The parseCode function pulls it all together. Given program source code, the function parses it and then processes the resulting AST. I also use a success/failure match in case the parsing fails. Again, this function will be expanded once I start emiting IL.

1
2
3
4
5
6
7
8
let parseCode code = 
let ast = run pProgram code
match ast with
| Success(x, _, _) ->
printfn "%A" x |> ignore
ProcessAst (Loop x)
| Failure(e, _, _) ->
sprintf "Error: %A" e

All of the pieces are in place, so it is time to look at processing program code.
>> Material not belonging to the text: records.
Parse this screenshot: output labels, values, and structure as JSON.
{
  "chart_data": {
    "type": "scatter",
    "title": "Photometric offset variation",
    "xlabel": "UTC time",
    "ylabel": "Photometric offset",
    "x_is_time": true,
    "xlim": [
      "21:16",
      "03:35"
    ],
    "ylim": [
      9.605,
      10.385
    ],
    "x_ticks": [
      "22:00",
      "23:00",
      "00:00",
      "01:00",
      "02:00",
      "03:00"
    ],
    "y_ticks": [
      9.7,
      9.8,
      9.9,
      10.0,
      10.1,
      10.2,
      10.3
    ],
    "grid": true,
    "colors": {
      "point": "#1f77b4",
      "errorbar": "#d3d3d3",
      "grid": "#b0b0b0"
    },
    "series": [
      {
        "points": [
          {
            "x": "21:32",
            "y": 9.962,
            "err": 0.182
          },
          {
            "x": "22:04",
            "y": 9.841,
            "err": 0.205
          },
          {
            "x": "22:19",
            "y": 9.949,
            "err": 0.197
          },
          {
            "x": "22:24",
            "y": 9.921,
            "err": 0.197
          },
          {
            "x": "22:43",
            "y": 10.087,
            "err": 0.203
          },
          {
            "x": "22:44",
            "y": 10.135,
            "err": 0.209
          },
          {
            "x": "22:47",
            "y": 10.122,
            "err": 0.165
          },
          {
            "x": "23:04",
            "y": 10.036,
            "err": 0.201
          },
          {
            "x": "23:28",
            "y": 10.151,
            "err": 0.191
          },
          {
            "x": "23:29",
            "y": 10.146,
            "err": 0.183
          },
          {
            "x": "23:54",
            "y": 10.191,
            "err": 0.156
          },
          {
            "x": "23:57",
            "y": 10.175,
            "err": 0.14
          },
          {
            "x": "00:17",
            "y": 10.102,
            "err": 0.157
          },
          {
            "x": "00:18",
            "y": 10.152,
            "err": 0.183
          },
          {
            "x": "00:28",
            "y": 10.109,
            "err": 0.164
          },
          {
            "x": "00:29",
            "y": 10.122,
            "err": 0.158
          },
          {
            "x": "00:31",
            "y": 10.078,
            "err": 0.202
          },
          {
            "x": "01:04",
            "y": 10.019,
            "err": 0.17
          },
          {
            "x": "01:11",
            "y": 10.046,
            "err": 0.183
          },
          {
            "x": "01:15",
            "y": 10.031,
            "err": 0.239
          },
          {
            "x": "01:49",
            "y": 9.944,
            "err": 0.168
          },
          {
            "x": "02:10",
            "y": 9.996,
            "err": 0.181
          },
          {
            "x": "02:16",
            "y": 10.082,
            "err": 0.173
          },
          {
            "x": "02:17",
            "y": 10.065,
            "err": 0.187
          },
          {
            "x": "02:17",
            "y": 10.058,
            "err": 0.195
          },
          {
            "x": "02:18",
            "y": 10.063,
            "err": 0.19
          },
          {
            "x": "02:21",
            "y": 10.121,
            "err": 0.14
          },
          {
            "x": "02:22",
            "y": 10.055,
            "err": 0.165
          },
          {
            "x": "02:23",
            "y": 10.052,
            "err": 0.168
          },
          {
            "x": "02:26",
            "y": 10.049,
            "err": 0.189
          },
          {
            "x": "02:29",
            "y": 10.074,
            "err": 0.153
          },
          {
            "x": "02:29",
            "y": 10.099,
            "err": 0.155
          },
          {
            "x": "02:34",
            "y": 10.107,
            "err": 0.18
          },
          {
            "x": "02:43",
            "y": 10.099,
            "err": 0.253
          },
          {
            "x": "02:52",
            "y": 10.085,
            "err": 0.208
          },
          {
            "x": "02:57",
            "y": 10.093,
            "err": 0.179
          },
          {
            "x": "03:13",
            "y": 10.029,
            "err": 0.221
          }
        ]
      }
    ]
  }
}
First, a look into the intermediate parsing step. run pProgram code takes code and returns the AST. Below it shows the operator parsing and the loops embedded in the list of resulting operators. Second, the psuedo-compile is done with parseCode. Again the operator parsing is shown as well, and the result is a a string of ops.

1
2
3
4
5
6
7
8
9
10
11
12
13
14
15
16
let code = ">[++>+[-]+<]>."

// Example intermediate step
> run pProgram code

val it : ParserResult<allOps list,unit> =
Success: [Op Gt; Loop [Op Plus; Op Plus; Op Gt; Op Plus; Loop [Op Minus]; Op Plus; Op Lt];
Op Gt; Op Write]

// Example processed program
> parseCode code

[Op Gt; Loop [Op Plus; Op Plus; Op Gt; Op Plus; Loop [Op Minus]; Op Plus; Op Lt];
Op Gt; Op Write]
val it : string =
"[[ O:Gt [[ O:Plus O:Plus O:Gt O:Plus [[ O:Minus]] O:Plus O:Lt]] O:Gt O:Write]]"

I can now parse BF source code using Fparsec and have it stored in convenient structure for further processing. With phase one of this series complete, this is a good place to pause. Next will be looking at what it takes to generate IL in F#.